トンネルに入って抜けるまでの数十秒間の記憶が全く無いし、居たはずの人間が居ない。

慌てて警察へ行ったところ、みんなクラブで遊んでいるような人間ですから、身なりからして薬や飲酒が原因ではないかと警察も取り合ってはくれません。

もちろん薬も飲酒も誰もしていませんし、確かにその日は5人で出掛けたそうです。

現にトンネルに出発する直前まで、私一緒に某ファーストフードで夕食を摂っていましたから。

警察にも取り合ってもらえず、ひとまず消えてしまった子のご家族に電話したそうです。

そこのご家族は、前から自分の子を夜遊びに連れて行く友達を良く思っていなかったらしく、警察へすぐ駆け込みました。
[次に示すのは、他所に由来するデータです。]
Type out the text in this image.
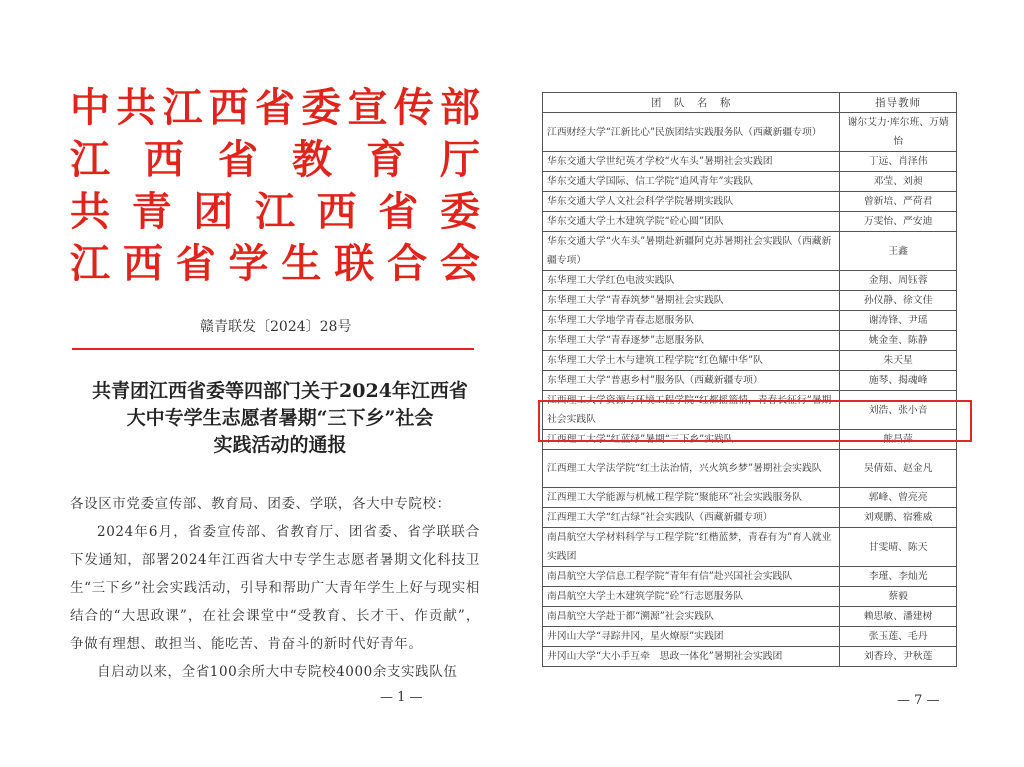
中 共 江 西 省 委 宣 传 部
江 西 省 教 育 厅
共 青 团 江 西 省 委
江 西 省 学 生 联 合 会
赣青联发〔2024〕28号
共青团江西省委等四部门关于2024年江西省
大中专学生志愿者暑期“三下乡”社会
实践活动的通报

各设区市党委宣传部、教育局、团委、学联，各大中专院校：

2024年6月，省委宣传部、省教育厅、团省委、省学联联合下发通知，部署2024年江西省大中专学生志愿者暑期文化科技卫生“三下乡”社会实践活动，引导和帮助广大青年学生上好与现实相结合的“大思政课”，在社会课堂中“受教育、长才干、作贡献”，争做有理想、敢担当、能吃苦、肯奋斗的新时代好青年。

自启动以来，全省100余所大中专院校4000余支实践队伍

— 1 —
团　队　名　称	指导教师
江西财经大学“江新比心”民族团结实践服务队（西藏新疆专项）	谢尔艾力·库尔班、万婧怡
华东交通大学世纪英才学校“火车头”暑期社会实践团	丁远、肖泽伟
华东交通大学国际、信工学院“追风青年”实践队	邓莹、刘昶
华东交通大学人文社会科学学院暑期实践队	曾新培、严荷君
华东交通大学土木建筑学院“砼心圆”团队	万雯怡、严安迪
华东交通大学“火车头”暑期赴新疆阿克苏暑期社会实践队（西藏新疆专项）	王鑫
东华理工大学红色电波实践队	金翔、周钰蓉
东华理工大学“青春筑梦”暑期社会实践队	孙仪静、徐文佳
东华理工大学地学青春志愿服务队	谢涛锋、尹瑶
东华理工大学“青春逐梦”志愿服务队	姚金奎、陈静
东华理工大学土木与建筑工程学院“红色耀中华”队	朱天星
东华理工大学“普惠乡村”服务队（西藏新疆专项）	施琴、揭魂峰
江西理工大学资源与环境工程学院“红都摇篮情，青春长征行”暑期社会实践队	刘浩、张小音
江西理工大学“红蓝绿”暑期“三下乡”实践队	熊昌萍
江西理工大学法学院“红土法治情，兴火筑乡梦”暑期社会实践队	吴倩茹、赵金凡
江西理工大学能源与机械工程学院“聚能环”社会实践服务队	郭峰、曾亮亮
江西理工大学“红古绿”社会实践队（西藏新疆专项）	刘观鹏、宿雅威
南昌航空大学材料科学与工程学院“红楷蓝梦，青春有为”育人就业实践团	甘雯晴、陈天
南昌航空大学信息工程学院“青年有信”赴兴国社会实践队	李瑾、李灿光
南昌航空大学土木建筑学院“砼”行志愿服务队	蔡毅
南昌航空大学赴于都“溯源”社会实践队	赖思敏、潘建树
井冈山大学“寻踪井冈，星火燎原”实践团	张玉莲、毛丹
井冈山大学“大小手互牵　思政一体化”暑期社会实践团	刘香玲、尹秋莲
— 7 —
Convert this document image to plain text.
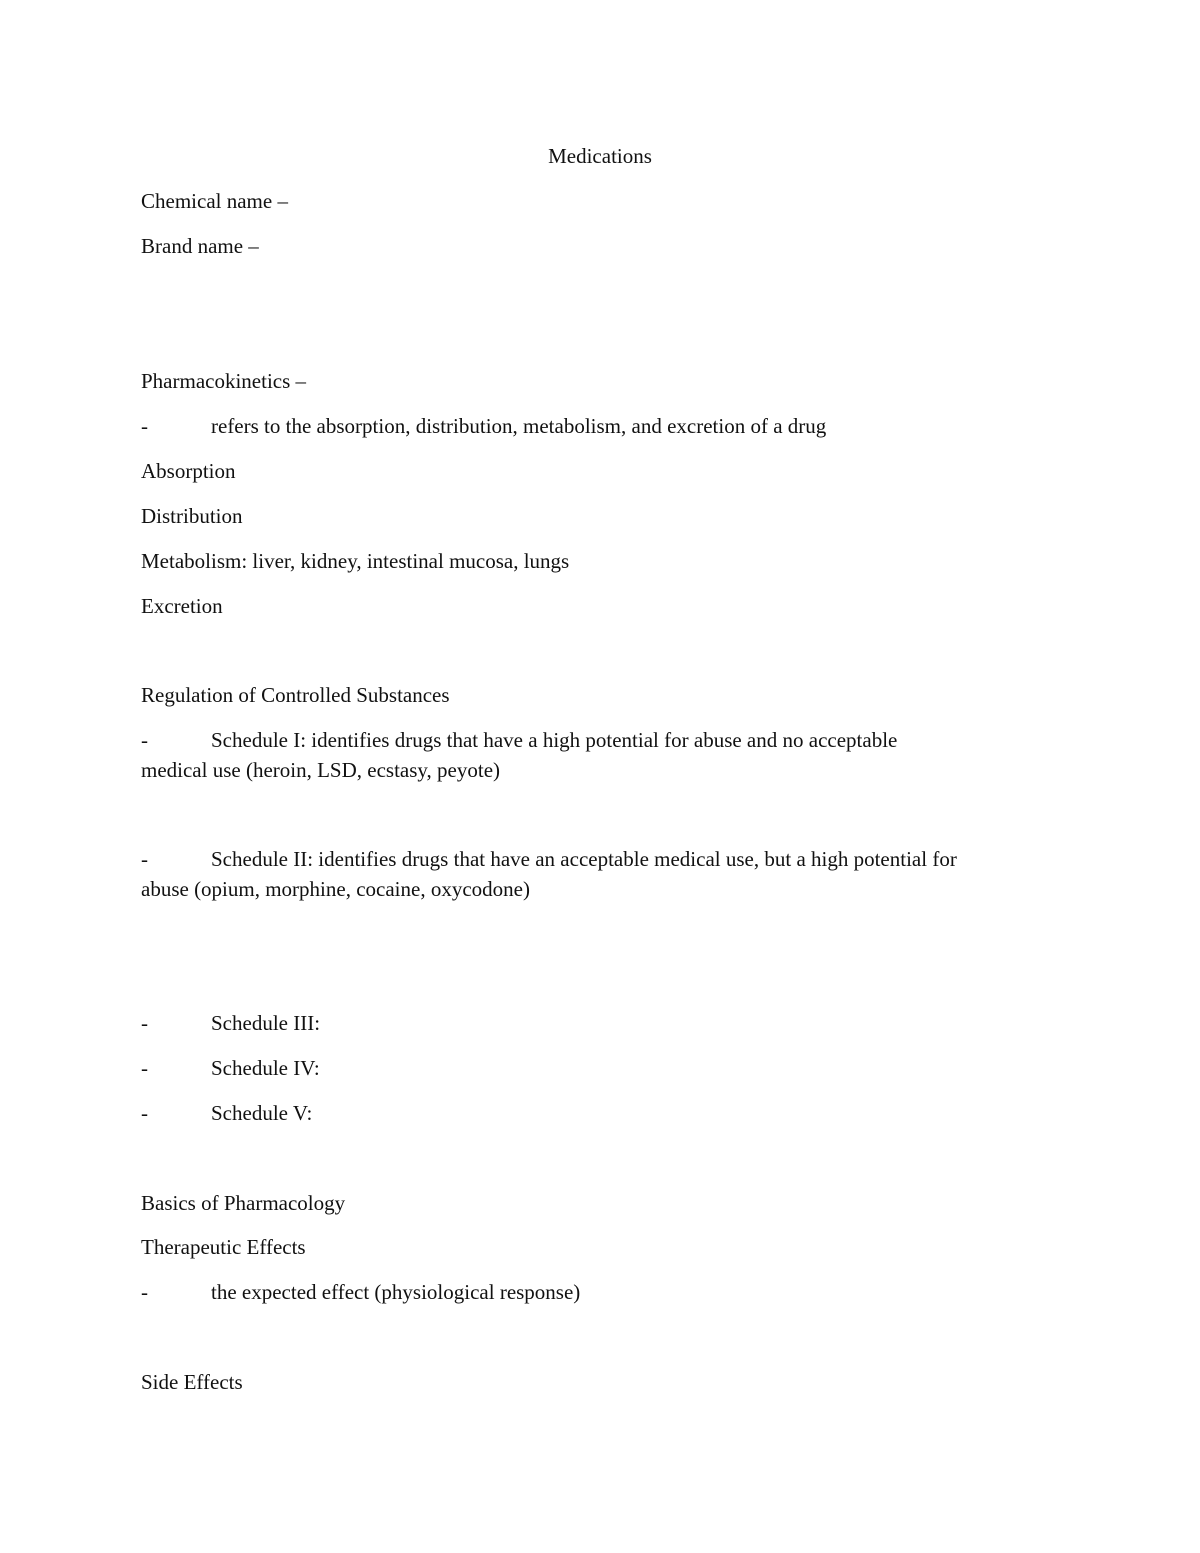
Medications
Chemical name –
Brand name –
Pharmacokinetics –
-	refers to the absorption, distribution, metabolism, and excretion of a drug
Absorption
Distribution
Metabolism: liver, kidney, intestinal mucosa, lungs
Excretion
Regulation of Controlled Substances
-	Schedule I: identifies drugs that have a high potential for abuse and no acceptable
medical use (heroin, LSD, ecstasy, peyote)
-	Schedule II: identifies drugs that have an acceptable medical use, but a high potential for
abuse (opium, morphine, cocaine, oxycodone)
-	Schedule III:
-	Schedule IV:
-	Schedule V:
Basics of Pharmacology
Therapeutic Effects
-	the expected effect (physiological response)
Side Effects
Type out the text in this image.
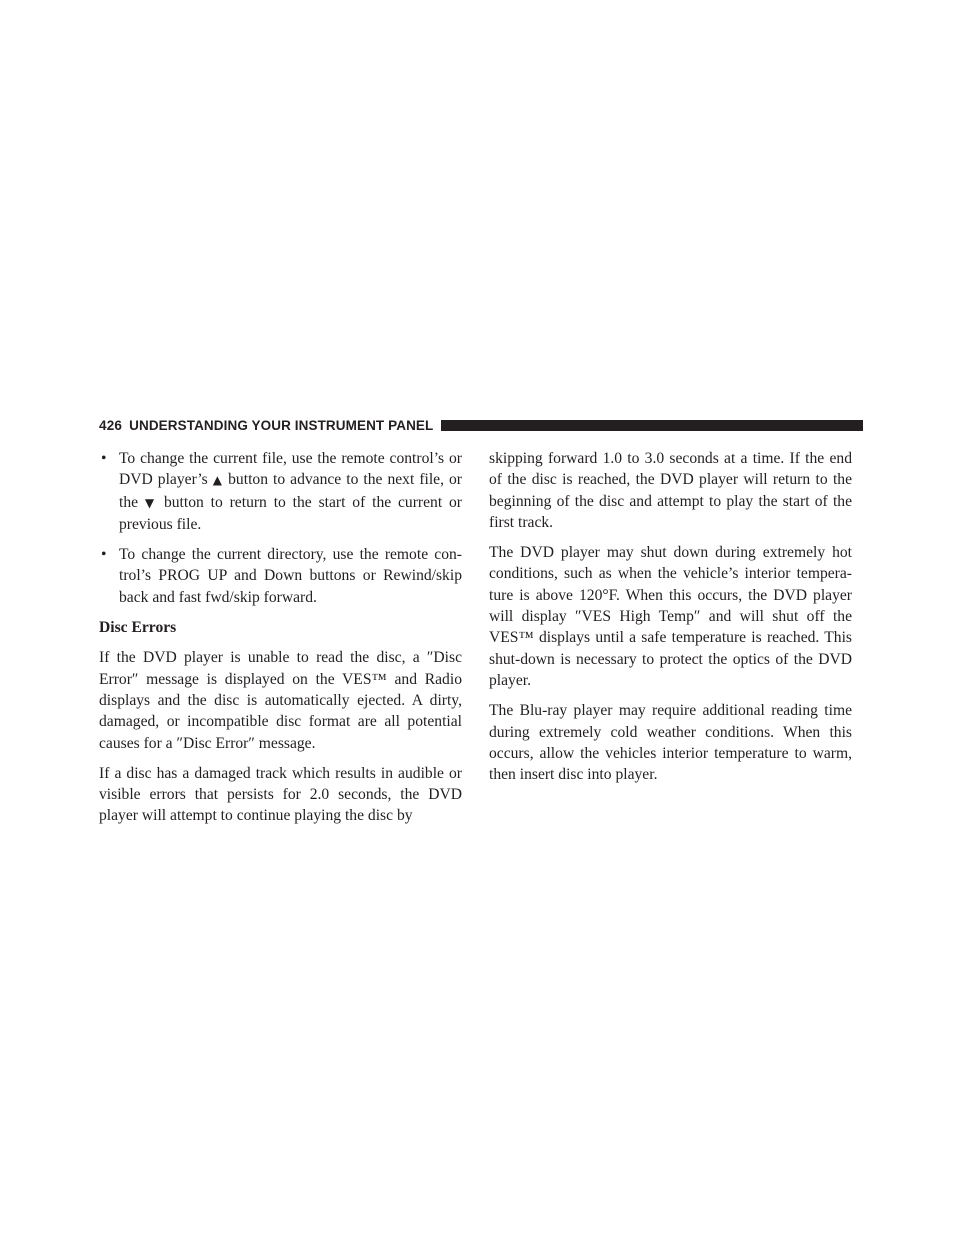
426 UNDERSTANDING YOUR INSTRUMENT PANEL
• To change the current file, use the remote control’s or DVD player’s ▲ button to advance to the next file, or the ▼ button to return to the start of the current or previous file.
• To change the current directory, use the remote con-trol’s PROG UP and Down buttons or Rewind/skip back and fast fwd/skip forward.
Disc Errors

If the DVD player is unable to read the disc, a ″Disc Error″ message is displayed on the VES™ and Radio displays and the disc is automatically ejected. A dirty, damaged, or incompatible disc format are all potential causes for a ″Disc Error″ message.

If a disc has a damaged track which results in audible or visible errors that persists for 2.0 seconds, the DVD player will attempt to continue playing the disc by

skipping forward 1.0 to 3.0 seconds at a time. If the end of the disc is reached, the DVD player will return to the beginning of the disc and attempt to play the start of the first track.

The DVD player may shut down during extremely hot conditions, such as when the vehicle’s interior tempera-ture is above 120°F. When this occurs, the DVD player will display ″VES High Temp″ and will shut off the VES™ displays until a safe temperature is reached. This shut-down is necessary to protect the optics of the DVD player.

The Blu-ray player may require additional reading time during extremely cold weather conditions. When this occurs, allow the vehicles interior temperature to warm, then insert disc into player.
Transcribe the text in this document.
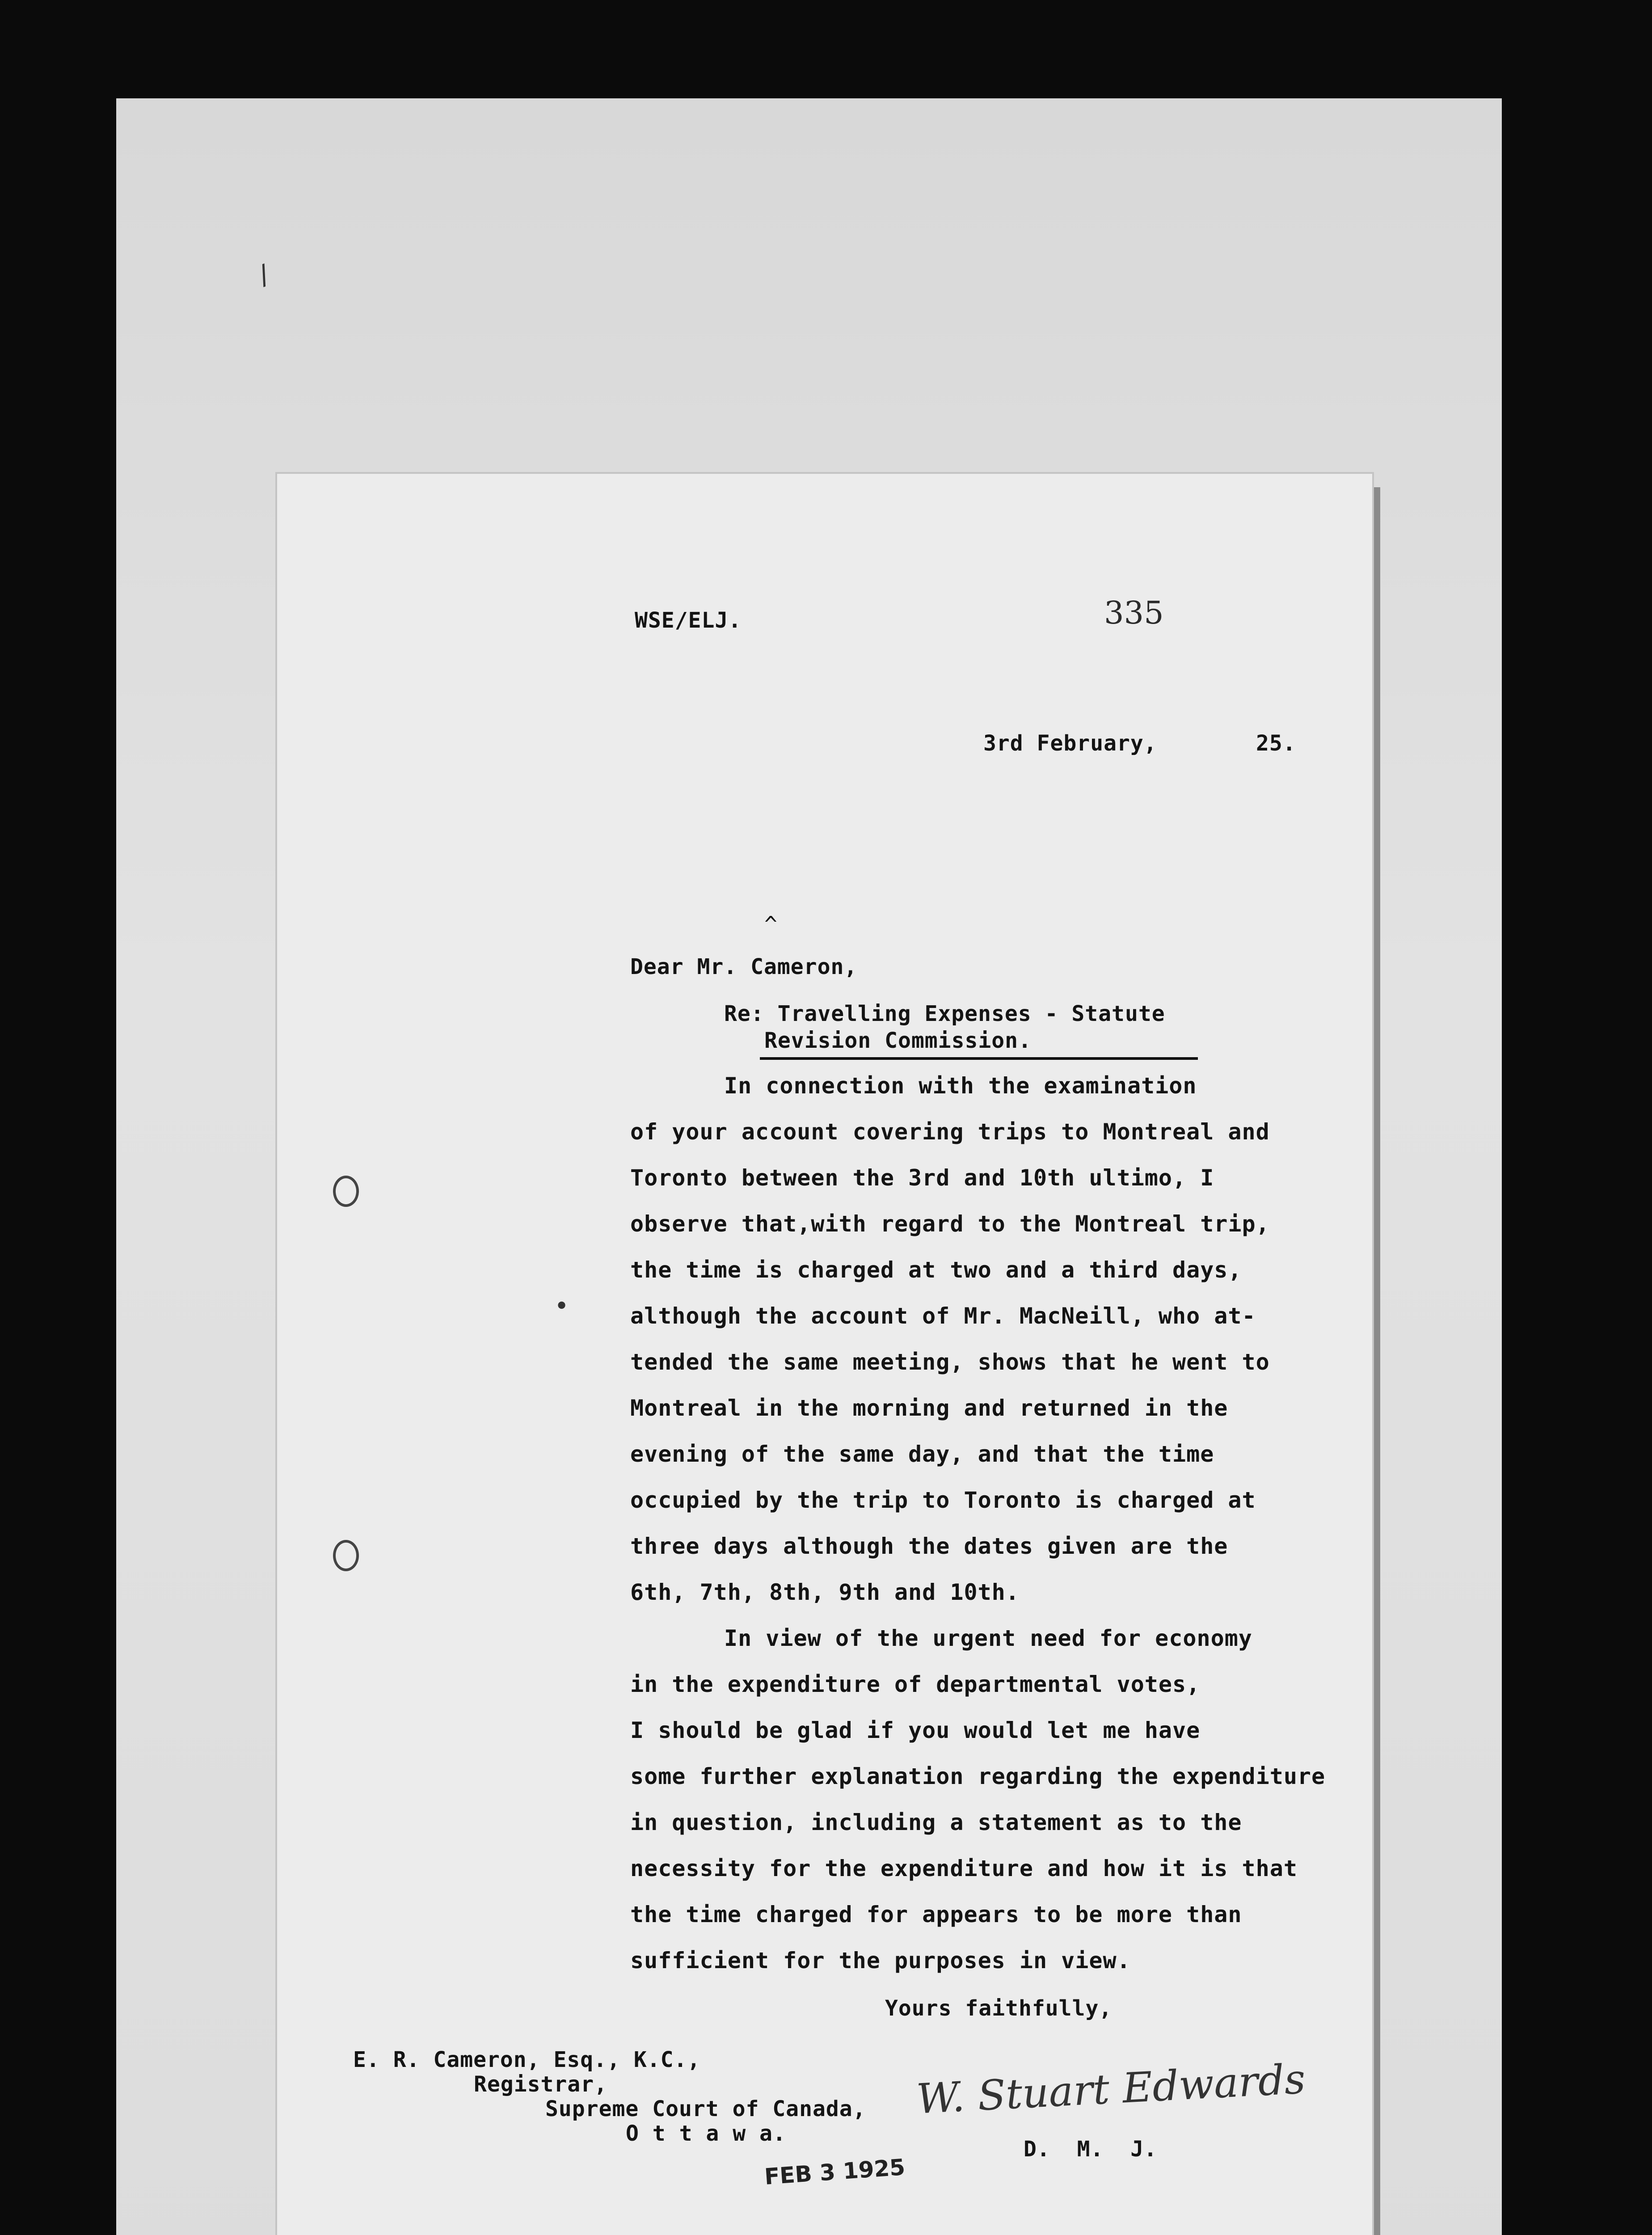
/
WSE/ELJ.	335
3rd February,	25.
^
Dear Mr. Cameron,
Re: Travelling Expenses - Statute
Revision Commission.
•
In connection with the examination
of your account covering trips to Montreal and
Toronto between the 3rd and 10th ultimo, I
observe that,with regard to the Montreal trip,
the time is charged at two and a third days,
although the account of Mr. MacNeill, who at-
tended the same meeting, shows that he went to
Montreal in the morning and returned in the
evening of the same day, and that the time
occupied by the trip to Toronto is charged at
three days although the dates given are the
6th, 7th, 8th, 9th and 10th.
In view of the urgent need for economy
in the expenditure of departmental votes,
I should be glad if you would let me have
some further explanation regarding the expenditure
in question, including a statement as to the
necessity for the expenditure and how it is that
the time charged for appears to be more than
sufficient for the purposes in view.
Yours faithfully,
E. R. Cameron, Esq., K.C.,
Registrar,
Supreme Court of Canada,
O t t a w a.
W. Stuart Edwards
D.  M.  J.
FEB 3 1925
拉致して殺害し山にでも埋めたのではないかと言い始めて…。

もちろんそんなことがあるはずもなく、警察で事情聴取や色々な検査をされたそうです。

その後も、トンネルへ入って出るまでの記憶は戻らず、神隠しと言うのでしょうか?

状況に進展は無く、嘘発見器や催眠で自白させるなどのことも色々されたそうですが一向に変化は無く、警察も行方不明事件として捜査を始めたそうです。

時間は流れ、段々と捜査をする警官の人数も減り、居なくなった子のご家族は捜索願を出したまま、その子が帰って来るのを待っていました。

あれから十年が経ちました。

現在では私もクラブなどへ行くことは無くなりましたが、今だに仲間内ではあの事件は何だったのか話題に上ります。

そして2年前、捜索願を出してから7年が過ぎたので、遺体の無いままお葬式を挙げました。

私ももちろん行きましたが、遺体の無いお葬式は何とも違和感のあるものでした。

現在、行方不明事件の時に車に乗っていたお兄さんお姉さん達は、普通に生活しています。

ただそのトンネルには絶対行かないそうで、今だに事件当時の記憶は無いそうです。